The retention of the charter would lead to real problems of uncertainty and confusion. Above all, retaining the charter would give the ECJ even more continued influence over our courts. I accept what the noble and learned Lord has said, that there is going to be a relationship for a while with the jurisprudence of the ECJ, but incorporating the charter will give much more opportunity for what people have called judicial adventurism from the European Court of Justice, as it continues to expand the interpretation of the charter. This is not an obsession of Conservatives. I draw the Committee’s attention to what the late Lord Bingham, I think, said in evidence to the House of Lords EU Committee in 2016. He said that although,

“the European Court of Human Rights is a very benign institution … the European Court of Justice in Luxembourg has predatory qualities to it that could be very inimical to some of our national practices”.

That is a reference to the expansionist activities of the ECJ. The charter, as many people know, is extremely loosely worded. The risk of leaving the charter in place is that it allows the ECJ, while it still has jurisdiction over us and our Supreme Court, to expand the charter into new areas. I am not suggesting that the rights we have are frozen for ever or should not be expanded, but merely that that is something that should be decided in this country by our Parliament.

I am also concerned, because of this and the expansion of activities of the ECJ, that if the charter were incorporated our courts would acquire the power to strike down statute on the basis of incompatibility with the charter, which is the point that the noble Baroness, Lady Deech, was making. The noble Lord, Lord Pannick, referred to the Factortame case, which was a notorious example where an Act of Parliament was actually struck down. We do not want to create another situation in which domestic courts can strike down Acts of Parliament.

It is the European Court of Justice that interprets what the charter means within the European Union, so if the charter is incorporated into law, what relationship is then going to exist between the Supreme Court and the ECJ? As the ECJ continues to develop its interpretation of the charter, we would be on a road where we had to take it more and more into account. On the basis of what has been said, we must avoid that confusion.

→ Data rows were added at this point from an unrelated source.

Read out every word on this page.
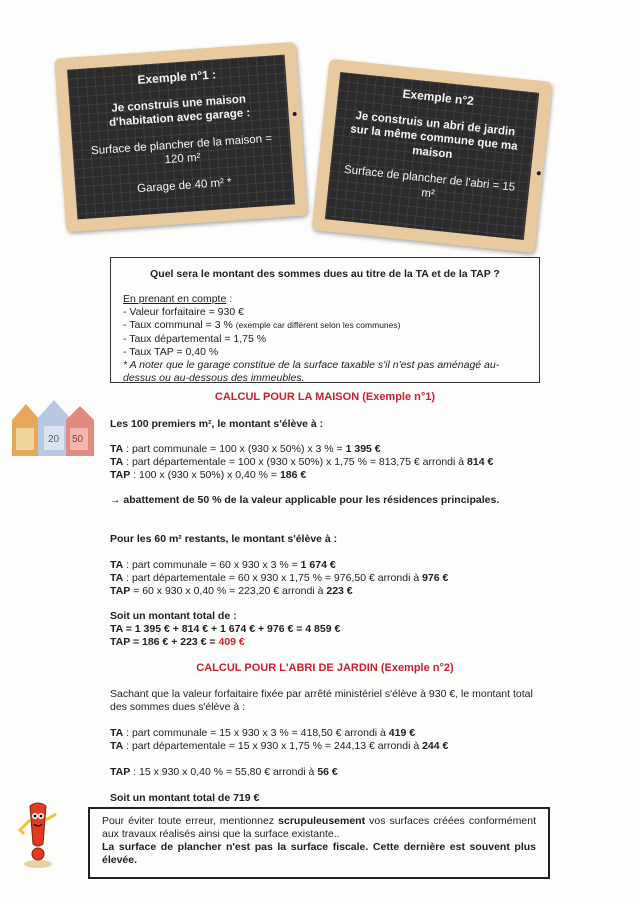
Exemple n°1 :
Je construis une maison d'habitation avec garage :
Surface de plancher de la maison = 120 m²
Garage de 40 m² *
Exemple n°2
Je construis un abri de jardin sur la même commune que ma maison
Surface de plancher de l'abri = 15 m²
Quel sera le montant des sommes dues au titre de la TA et de la TAP ?
En prenant en compte :
- Valeur forfaitaire = 930 €
- Taux communal = 3 % (exemple car différent selon les communes)
- Taux départemental = 1,75 %
- Taux TAP = 0,40 %
* A noter que le garage constitue de la surface taxable s'il n'est pas aménagé au-dessus ou au-dessous des immeubles.
20 50
CALCUL POUR LA MAISON (Exemple n°1)
Les 100 premiers m², le montant s'élève à :
TA : part communale = 100 x (930 x 50%) x 3 % = 1 395 €
TA : part départementale = 100 x (930 x 50%) x 1,75 % = 813,75 € arrondi à 814 €
TAP : 100 x (930 x 50%) x 0,40 % = 186 €
→ abattement de 50 % de la valeur applicable pour les résidences principales.
Pour les 60 m² restants, le montant s'élève à :
TA : part communale = 60 x 930 x 3 % = 1 674 €
TA : part départementale = 60 x 930 x 1,75 % = 976,50 € arrondi à 976 €
TAP = 60 x 930 x 0,40 % = 223,20 € arrondi à 223 €
Soit un montant total de :
TA = 1 395 € + 814 € + 1 674 € + 976 € = 4 859 €
TAP = 186 € + 223 € = 409 €
CALCUL POUR L'ABRI DE JARDIN (Exemple n°2)
Sachant que la valeur forfaitaire fixée par arrêté ministériel s'élève à 930 €, le montant total des sommes dues s'élève à :
TA : part communale = 15 x 930 x 3 % = 418,50 € arrondi à 419 €
TA : part départementale = 15 x 930 x 1,75 % = 244,13 € arrondi à 244 €
TAP : 15 x 930 x 0,40 % = 55,80 € arrondi à 56 €
Soit un montant total de 719 €
Pour éviter toute erreur, mentionnez scrupuleusement vos surfaces créées conformément aux travaux réalisés ainsi que la surface existante..
La surface de plancher n'est pas la surface fiscale. Cette dernière est souvent plus élevée.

If there are gaps in the rights, we have an opportunity to incorporate them with primary legislation. For example, people have been saying in some of the debates that there are various matters relating to the environment that are not covered. However, we will have a new environment Act and a new environment agency. That seems to me to be the way to cope with any rights that are not fully covered, and it is far better to avoid the confusion of incorporating the charter into UK law.